I've faced a case that involves videos and pictures, and the mobile associated with the case is a SAmsung SII [Unrooted]. I've tried to pull out the videos and pictures from the app called "Vault" however i am unable to bypass the security code before launching the APP.
Is there anyway i can see those files inside the app "VAULT"?
Thanks
Is this the app?
https://
Most of these apps just hide the files in the app's storage space. The description for this app mentions encryption, but it's unclear what is encrypted. I'm just guessing, but if anything is encrypted, I'd say it's the text-based data and not the media.
What have you done so far? What did you use to image the phone? I had an iPhone with a similar app recently and was able to use BlackLight to see everything the user had hidden with the app. Good for hiding things from users, bad for anti-forensics.
Hey,
Yeah very true , thats the application yes. I've taken an image by using Oxygen, however the oxygen only lists "vault" as an app but does not support it for displaying any of the data in it.
I've got XRY too but i had some problems taking an image on this particular device.

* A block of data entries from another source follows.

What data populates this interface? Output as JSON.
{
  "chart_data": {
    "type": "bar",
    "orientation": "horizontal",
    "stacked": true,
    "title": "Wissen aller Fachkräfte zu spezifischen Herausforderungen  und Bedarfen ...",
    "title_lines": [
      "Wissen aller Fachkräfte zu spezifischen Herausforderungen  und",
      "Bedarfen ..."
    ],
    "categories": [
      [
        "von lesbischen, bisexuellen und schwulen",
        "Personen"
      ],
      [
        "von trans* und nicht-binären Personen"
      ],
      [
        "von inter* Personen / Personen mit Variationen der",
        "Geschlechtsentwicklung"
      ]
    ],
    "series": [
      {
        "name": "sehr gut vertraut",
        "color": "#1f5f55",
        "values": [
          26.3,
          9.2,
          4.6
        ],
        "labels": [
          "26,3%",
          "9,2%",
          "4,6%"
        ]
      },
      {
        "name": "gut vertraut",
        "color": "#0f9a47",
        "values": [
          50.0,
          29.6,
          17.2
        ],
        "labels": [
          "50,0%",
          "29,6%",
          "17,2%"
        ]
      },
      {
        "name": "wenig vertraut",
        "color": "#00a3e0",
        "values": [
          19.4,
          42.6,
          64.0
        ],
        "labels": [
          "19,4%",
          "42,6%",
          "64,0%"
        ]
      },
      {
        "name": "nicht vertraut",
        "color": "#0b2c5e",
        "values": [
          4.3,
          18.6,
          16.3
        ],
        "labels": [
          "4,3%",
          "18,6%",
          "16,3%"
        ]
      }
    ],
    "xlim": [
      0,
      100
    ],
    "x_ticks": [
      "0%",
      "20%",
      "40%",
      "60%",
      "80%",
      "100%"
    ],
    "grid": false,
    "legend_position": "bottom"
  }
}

So emm, what do you recommend? is there a way we can decode the password on vault? or have a direct access to the data in it?
Thanks
If you have an 'image' of the device, do you not have access now to the backend databases and plist/xml files from the application? Are those encrypted? Are the media files recovered relating to the app encrypted? While the data may be protected, with a little exploring of the databases you may find that the passcode required to access the app through the UI is stored in plain text?
Just thinking out loud. )
All the folders of VAULT are empty, maybe because the device is unrooted those files are hidden?
Have you tried this before?
LOL!
Are you sure you have an "image" of the device?
by image i mean a physical dump.
i'm fairly sure UFED supports physical acquisition of such device, and i also think you can do a physical dump even without UFED if you are not worried to trouble a bit on your own.
once you have the dump there's no way for the device to restrict you from accessing the application files, all you need to understand if these files are actually encrypted.
I have came across this App before, and has it happened it was also on a Samsung Galaxy S2 device
I would recommend taking a filesystem dump of the device in XRY or Oxygen (or even better a Physical image using Cellebrite if you have access to it).
The app actually installs its config and database files within SDCARD0, which is the internal SD card that all the Samsungs seem to have, in an inconspicuous folder called "System Android", .
When you have your filesystem dump, navigate to sdcard0/SystemAndroid, then from within there you should see a couple of files and perhaps some folders.
In my case the SystemAndroid folder contained 2 files with the filenames 322w456ay432xy11 , and 322w456ay432xy11-journal, and 2 folders titled "LTZxyMDY4DD==" and "MTY10MyMA== " , however I imagine these are random filenames and yours may be different.
The files have no file extensions, but if you look at the files in EnCase/FTK/Hex editor you should see that one of the files has an SQLite database header . Load this file into your favourtite sqlite editor and it should show records for all the videos, sms, pictures, contacts etc that are hidden within the Vault App.
The 2 additional folders I had in my case contained a number of .bin files which, according to the SQLite database, were associated with hidden JPEG files held within the Vault app … now looking at these in a hex editor, I could see that the exif data was still intact, but couldn't see any headers for the actual JPEG image itself. I ran the .bin files through "recover my files", scalpel and filejuicer, but none of these tools pulled out any images, so I am thinking that the app must encrypt or cypher them in some way.
I was wondering if i took a full physical dump, will those hidden multimedia files be visible and clear?